June 27, 2004

Who controls communion? 1.5

On the two Sundays I've spent at Oxford I've worshipped at two Anglican churches--Christ Church Cathedral and St. Aldates. (Interestingly enough, the churches are physically located across the street from one another.) My experience of God in worship was very similar in each, though they could hardly be more different in style and form. God was very present in the intoned liturgies and choir voices in Latin at Christ Church and in the raised hands and guitars and drums at St. Aldates. But where my experience of the two was most similar was in the Eucharist.

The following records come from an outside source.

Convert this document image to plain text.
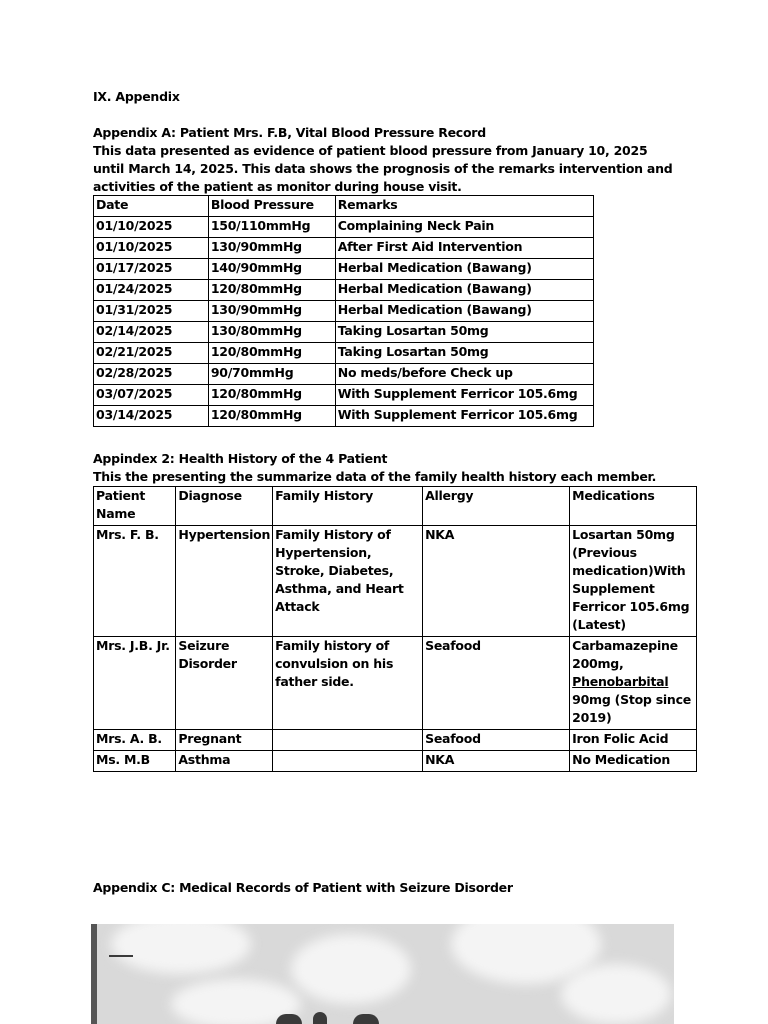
IX. Appendix
Appendix A: Patient Mrs. F.B, Vital Blood Pressure Record
This data presented as evidence of patient blood pressure from January 10, 2025 until March 14, 2025. This data shows the prognosis of the remarks intervention and activities of the patient as monitor during house visit.
Date	Blood Pressure	Remarks
01/10/2025	150/110mmHg	Complaining Neck Pain
01/10/2025	130/90mmHg	After First Aid Intervention
01/17/2025	140/90mmHg	Herbal Medication (Bawang)
01/24/2025	120/80mmHg	Herbal Medication (Bawang)
01/31/2025	130/90mmHg	Herbal Medication (Bawang)
02/14/2025	130/80mmHg	Taking Losartan 50mg
02/21/2025	120/80mmHg	Taking Losartan 50mg
02/28/2025	90/70mmHg	No meds/before Check up
03/07/2025	120/80mmHg	With Supplement Ferricor 105.6mg
03/14/2025	120/80mmHg	With Supplement Ferricor 105.6mg
Appindex 2: Health History of the 4 Patient
This the presenting the summarize data of the family health history each member.
Patient Name	Diagnose	Family History	Allergy	Medications
Mrs. F. B.	Hypertension	Family History of Hypertension, Stroke, Diabetes, Asthma, and Heart Attack	NKA	Losartan 50mg (Previous medication)With Supplement Ferricor 105.6mg (Latest)
Mrs. J.B. Jr.	Seizure Disorder	Family history of convulsion on his father side.	Seafood	Carbamazepine 200mg,
Phenobarbital
90mg (Stop since 2019)
Mrs. A. B.	Pregnant		Seafood	Iron Folic Acid
Ms. M.B	Asthma		NKA	No Medication
Appendix C: Medical Records of Patient with Seizure Disorder
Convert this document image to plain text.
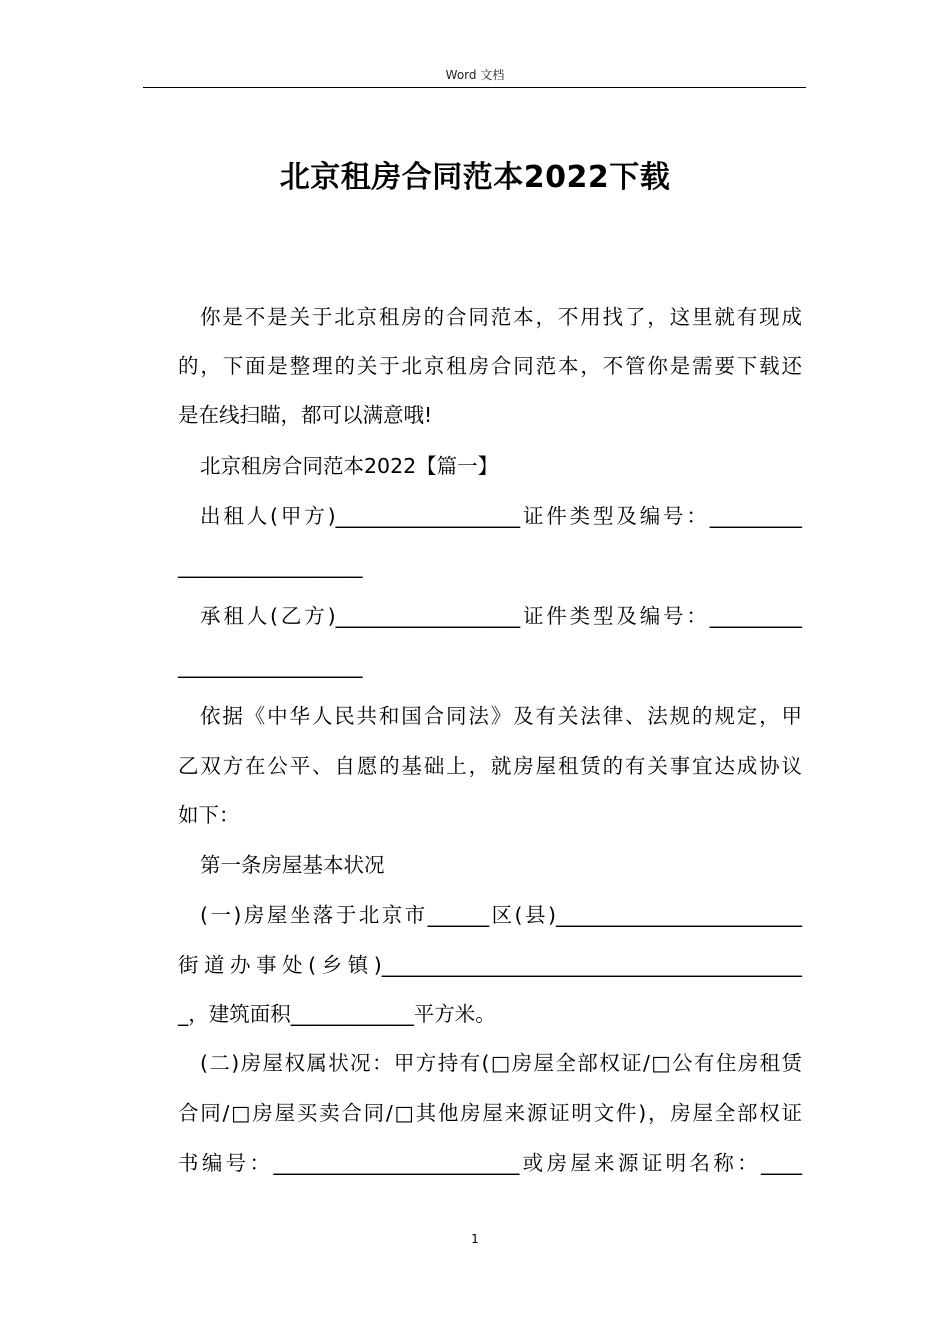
Word 文档
北京租房合同范本2022下载
你是不是关于北京租房的合同范本，不用找了，这里就有现成
的，下面是整理的关于北京租房合同范本，不管你是需要下载还
是在线扫瞄，都可以满意哦!
北京租房合同范本2022【篇一】
出租人(甲方)__________________证件类型及编号：_________
__________________
承租人(乙方)__________________证件类型及编号：_________
__________________
依据《中华人民共和国合同法》及有关法律、法规的规定，甲
乙双方在公平、自愿的基础上，就房屋租赁的有关事宜达成协议
如下：
第一条房屋基本状况
(一)房屋坐落于北京市______区(县)________________________
街道办事处(乡镇)_________________________________________
_，建筑面积____________平方米。
(二)房屋权属状况：甲方持有(□房屋全部权证/□公有住房租赁
合同/□房屋买卖合同/□其他房屋来源证明文件)，房屋全部权证
书编号：________________________或房屋来源证明名称：____
1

Coming from a tradition in which the elements of the Eucharist are passed, I find myself particularly moved each time I have to come forward to receive them. It reminds me that, on a very fundamental level, the answer to "Who controls communion?" is me. "Take and eat," Jesus says, "this is my body." He holds out the gift of bread and cup and invites (commands?) me to take them from him into my own hands, my own mouth, my own body. Unless I reach out to him, open my mouth, swallow, I cannot partake. Unless I stand up and walk to the altar, I cannot receive. I think this is the foundational issue beneath the conversation Chris and Karl are having in the comments to my earlier "Who controls communion?" post. Communion only communicates grace to those who receive it...and "receiving" is not necessarily to be confused with "eating" or "drinking."

(The photo above is a detail from a beautiful painting I saw in the Cathedral of St. Alban in St. Albans last Friday. If I can find the time I'll post a few more photos later today or tomorrow!)